Stream: Beginner Questions

Topic: Automatic reordering of current facts to apply rule


view this post on Zulip Mark Wassell (Aug 18 2020 at 08:03):

I have situations where my current facts contain facts that match some of the premises of a rule I wish to apply and may also include additional ones. Doing "then have mygoal proof(rule myrule)" doesn't work as the list of premises in myrule does not match the list of current facts.

For example, my current facts are A B C, I need to prove P and I have a rule B ⇒ A ⇒ D ⇒ P.

Is there a way of applying the rule so that the appropriate ordering of current facts is done automatically so that the rule can be applied. If not can Eisbach help?

view this post on Zulip Lukas Stevens (Aug 18 2020 at 08:06):

By using from instead of then you can reorder the facts, e.g. from this(2,3,1) have ...

view this post on Zulip Mark Wassell (Aug 18 2020 at 08:14):

Thanks, I handn't throught to use this( <list of numbers> ).

I am still interested in any automatic method of finding the ordering as the proof is not robust if the ordering of the current facts changes. The use case I have in mind is inductive predicate proofs where the 'case' introduces a number of facts and the order can change if I make a change to the rule that introduces new premises or deletes them.

view this post on Zulip Lukas Stevens (Aug 18 2020 at 08:17):

I am not sure if something like this exists. In some cases it would quite hard to discern the right ordering, for example if you have the rule x < y ==> y < z ==> x < z

view this post on Zulip Manuel Eberl (Aug 18 2020 at 08:17):

I guess you could try something like by (rule myrule; rule this; fail)
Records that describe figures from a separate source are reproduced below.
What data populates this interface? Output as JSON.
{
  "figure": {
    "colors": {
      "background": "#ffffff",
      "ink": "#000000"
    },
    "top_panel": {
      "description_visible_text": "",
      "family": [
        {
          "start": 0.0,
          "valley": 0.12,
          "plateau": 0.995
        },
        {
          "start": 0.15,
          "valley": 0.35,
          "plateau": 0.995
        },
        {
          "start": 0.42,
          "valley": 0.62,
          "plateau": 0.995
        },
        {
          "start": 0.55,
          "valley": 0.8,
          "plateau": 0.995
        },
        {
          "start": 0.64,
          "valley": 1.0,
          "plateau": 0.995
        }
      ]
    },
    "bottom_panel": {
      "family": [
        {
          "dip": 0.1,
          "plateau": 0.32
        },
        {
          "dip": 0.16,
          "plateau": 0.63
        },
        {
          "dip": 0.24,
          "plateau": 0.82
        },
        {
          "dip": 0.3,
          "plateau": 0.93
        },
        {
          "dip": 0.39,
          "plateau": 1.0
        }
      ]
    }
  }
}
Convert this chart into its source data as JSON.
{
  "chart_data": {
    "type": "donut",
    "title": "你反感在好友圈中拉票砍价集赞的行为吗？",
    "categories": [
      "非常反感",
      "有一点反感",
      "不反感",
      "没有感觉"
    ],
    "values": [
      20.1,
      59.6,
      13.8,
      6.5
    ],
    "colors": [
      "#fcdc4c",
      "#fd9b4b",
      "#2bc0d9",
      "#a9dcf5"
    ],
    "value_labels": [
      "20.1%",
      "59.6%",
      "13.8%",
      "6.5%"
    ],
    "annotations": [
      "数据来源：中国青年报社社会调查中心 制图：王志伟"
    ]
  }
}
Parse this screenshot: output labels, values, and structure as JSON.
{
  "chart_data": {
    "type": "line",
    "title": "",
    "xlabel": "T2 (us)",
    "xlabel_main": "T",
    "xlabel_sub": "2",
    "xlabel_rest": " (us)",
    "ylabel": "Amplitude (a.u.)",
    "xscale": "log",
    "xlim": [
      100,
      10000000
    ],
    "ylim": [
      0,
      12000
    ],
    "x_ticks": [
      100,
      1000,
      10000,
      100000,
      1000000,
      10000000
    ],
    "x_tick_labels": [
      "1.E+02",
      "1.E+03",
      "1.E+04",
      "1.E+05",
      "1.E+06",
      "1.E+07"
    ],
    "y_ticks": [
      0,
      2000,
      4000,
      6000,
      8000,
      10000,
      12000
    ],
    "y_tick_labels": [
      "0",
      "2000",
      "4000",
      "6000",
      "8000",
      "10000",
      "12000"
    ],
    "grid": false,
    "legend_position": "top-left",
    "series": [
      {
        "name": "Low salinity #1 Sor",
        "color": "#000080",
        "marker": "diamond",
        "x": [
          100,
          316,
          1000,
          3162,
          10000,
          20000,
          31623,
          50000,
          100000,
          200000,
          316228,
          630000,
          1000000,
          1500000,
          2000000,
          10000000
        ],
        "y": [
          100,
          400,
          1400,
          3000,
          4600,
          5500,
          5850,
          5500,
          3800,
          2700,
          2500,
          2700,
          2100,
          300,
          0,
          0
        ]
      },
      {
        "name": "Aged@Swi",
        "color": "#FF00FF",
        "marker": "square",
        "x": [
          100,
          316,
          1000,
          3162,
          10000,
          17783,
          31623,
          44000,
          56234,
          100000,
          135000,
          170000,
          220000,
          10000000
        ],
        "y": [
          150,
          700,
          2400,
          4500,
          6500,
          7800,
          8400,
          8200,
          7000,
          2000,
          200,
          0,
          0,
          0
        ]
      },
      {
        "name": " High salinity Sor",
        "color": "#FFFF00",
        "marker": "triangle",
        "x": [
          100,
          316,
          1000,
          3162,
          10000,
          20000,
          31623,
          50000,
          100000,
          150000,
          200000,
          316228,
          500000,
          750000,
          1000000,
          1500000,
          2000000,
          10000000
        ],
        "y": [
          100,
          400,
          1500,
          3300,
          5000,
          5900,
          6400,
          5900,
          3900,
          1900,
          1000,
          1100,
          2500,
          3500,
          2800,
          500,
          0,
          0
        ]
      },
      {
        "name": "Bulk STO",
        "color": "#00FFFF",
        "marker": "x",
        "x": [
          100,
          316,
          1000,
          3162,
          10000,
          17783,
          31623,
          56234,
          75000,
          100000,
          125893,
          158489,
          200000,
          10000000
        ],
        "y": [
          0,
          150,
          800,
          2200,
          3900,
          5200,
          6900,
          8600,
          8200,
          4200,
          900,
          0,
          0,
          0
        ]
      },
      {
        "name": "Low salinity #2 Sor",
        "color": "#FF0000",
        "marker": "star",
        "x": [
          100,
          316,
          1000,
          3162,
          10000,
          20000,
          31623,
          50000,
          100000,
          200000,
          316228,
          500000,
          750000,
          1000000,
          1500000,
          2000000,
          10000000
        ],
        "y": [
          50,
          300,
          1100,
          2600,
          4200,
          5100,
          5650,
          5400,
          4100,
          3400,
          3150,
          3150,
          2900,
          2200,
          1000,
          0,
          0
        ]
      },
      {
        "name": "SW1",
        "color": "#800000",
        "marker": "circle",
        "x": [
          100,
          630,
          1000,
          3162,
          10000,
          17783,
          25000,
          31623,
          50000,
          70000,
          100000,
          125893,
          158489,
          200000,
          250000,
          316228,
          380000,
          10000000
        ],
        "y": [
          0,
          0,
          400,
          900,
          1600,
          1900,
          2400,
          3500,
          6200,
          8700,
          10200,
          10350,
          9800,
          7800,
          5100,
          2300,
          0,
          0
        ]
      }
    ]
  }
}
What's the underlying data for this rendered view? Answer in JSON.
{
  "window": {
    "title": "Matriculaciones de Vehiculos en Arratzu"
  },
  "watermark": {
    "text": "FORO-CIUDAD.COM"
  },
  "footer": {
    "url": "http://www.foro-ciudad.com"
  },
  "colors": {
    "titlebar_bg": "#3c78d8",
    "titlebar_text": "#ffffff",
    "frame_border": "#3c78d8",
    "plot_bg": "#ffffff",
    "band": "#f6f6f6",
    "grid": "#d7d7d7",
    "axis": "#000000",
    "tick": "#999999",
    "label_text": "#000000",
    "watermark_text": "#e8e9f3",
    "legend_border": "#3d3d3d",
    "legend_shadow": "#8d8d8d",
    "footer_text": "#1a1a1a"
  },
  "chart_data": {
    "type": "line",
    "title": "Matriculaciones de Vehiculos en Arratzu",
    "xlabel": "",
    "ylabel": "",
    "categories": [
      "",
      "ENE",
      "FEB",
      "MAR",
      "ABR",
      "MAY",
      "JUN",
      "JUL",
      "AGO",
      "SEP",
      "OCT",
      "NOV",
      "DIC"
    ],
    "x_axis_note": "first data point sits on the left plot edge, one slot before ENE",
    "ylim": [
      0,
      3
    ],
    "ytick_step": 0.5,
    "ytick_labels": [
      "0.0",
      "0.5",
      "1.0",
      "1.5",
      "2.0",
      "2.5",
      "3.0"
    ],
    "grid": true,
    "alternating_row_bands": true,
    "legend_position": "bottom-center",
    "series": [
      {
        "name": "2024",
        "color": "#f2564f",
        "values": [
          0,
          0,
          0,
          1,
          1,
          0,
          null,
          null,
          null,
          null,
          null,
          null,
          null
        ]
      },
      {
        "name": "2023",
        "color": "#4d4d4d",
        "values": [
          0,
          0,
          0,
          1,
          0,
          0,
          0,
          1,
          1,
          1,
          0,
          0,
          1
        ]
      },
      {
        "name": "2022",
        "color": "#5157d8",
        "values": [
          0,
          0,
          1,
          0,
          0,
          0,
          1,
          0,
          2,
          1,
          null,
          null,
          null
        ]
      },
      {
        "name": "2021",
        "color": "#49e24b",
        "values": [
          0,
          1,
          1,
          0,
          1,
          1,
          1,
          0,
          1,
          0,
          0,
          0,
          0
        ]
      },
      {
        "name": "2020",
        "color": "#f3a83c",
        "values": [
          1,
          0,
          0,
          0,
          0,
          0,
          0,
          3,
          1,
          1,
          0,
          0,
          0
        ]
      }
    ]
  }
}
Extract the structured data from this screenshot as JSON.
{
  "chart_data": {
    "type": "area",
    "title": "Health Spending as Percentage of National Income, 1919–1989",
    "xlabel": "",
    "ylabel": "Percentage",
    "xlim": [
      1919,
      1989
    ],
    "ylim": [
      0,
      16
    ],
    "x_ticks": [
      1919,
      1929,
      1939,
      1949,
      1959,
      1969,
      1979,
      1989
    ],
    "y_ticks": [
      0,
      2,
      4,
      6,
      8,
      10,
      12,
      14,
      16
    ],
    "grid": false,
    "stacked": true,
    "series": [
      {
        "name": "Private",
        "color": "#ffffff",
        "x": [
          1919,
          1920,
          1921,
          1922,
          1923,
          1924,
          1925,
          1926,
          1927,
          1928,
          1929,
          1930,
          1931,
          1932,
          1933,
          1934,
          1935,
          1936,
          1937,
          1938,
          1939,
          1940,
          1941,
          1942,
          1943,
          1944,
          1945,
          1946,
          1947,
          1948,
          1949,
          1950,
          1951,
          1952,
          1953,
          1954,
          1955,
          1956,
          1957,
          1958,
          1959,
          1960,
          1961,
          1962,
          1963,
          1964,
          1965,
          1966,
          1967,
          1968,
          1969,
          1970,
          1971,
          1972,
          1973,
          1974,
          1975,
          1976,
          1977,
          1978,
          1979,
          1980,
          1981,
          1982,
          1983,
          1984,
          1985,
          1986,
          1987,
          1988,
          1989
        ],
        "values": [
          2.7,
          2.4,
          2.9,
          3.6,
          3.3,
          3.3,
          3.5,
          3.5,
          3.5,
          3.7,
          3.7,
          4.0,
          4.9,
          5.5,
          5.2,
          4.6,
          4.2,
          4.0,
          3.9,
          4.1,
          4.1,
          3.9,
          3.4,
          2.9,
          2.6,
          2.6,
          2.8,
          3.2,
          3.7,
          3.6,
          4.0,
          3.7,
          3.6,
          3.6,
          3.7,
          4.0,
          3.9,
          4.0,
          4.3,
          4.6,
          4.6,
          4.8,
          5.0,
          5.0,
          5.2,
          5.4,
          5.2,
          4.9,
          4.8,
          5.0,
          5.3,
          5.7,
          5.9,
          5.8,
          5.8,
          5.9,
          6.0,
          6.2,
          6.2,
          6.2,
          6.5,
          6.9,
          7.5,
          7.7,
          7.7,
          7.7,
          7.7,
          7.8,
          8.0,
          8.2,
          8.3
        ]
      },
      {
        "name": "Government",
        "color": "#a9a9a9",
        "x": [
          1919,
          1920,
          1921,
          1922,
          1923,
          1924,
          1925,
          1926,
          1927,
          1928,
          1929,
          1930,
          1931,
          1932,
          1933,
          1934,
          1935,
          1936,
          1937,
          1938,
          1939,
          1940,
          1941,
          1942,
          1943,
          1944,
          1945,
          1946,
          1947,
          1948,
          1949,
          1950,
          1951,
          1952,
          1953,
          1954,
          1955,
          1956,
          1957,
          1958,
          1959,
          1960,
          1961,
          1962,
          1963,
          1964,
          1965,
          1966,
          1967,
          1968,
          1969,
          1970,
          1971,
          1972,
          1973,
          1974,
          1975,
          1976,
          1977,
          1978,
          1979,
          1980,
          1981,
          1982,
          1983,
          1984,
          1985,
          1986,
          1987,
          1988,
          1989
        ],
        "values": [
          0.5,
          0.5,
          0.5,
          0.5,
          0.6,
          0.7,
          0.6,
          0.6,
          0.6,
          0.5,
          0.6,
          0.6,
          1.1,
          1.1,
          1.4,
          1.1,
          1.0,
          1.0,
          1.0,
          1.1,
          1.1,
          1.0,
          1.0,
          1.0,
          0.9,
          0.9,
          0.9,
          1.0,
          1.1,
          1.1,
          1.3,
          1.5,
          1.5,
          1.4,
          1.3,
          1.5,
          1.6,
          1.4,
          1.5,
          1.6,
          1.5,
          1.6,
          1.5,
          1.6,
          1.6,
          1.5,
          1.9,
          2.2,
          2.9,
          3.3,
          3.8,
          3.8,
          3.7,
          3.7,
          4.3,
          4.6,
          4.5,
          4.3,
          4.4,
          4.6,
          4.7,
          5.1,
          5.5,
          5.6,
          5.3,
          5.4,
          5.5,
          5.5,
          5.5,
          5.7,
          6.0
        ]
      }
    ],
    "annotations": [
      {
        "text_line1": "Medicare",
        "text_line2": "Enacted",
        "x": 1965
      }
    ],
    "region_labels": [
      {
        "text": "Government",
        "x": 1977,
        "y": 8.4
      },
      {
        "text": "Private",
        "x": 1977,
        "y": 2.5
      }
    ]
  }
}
view this post on Zulip Manuel Eberl (Aug 18 2020 at 08:18):

but depending on how much ambiguity there is, that might cause a lot of backtracking

view this post on Zulip Manuel Eberl (Aug 18 2020 at 08:18):

if there is no ambiguity, it should work without problems

view this post on Zulip Manuel Eberl (Aug 18 2020 at 08:19):

as Lukas said, it is not always the case that there is a clear "correct" ordering, so I don't think there is a builtin Isar method that tries to do something like that

view this post on Zulip Peter Zeller (Aug 18 2020 at 18:40):

You might want to try my fuzzy_rule method: https://github.com/peterzeller/isabelle_fuzzy_rule
It's an attempt to get rid of the strict ordering and strict matching requirements of rule

view this post on Zulip Mark Wassell (Aug 19 2020 at 07:03):

Thanks, I will take a look. The matching requirement was another thing I was looking for some flexibility on.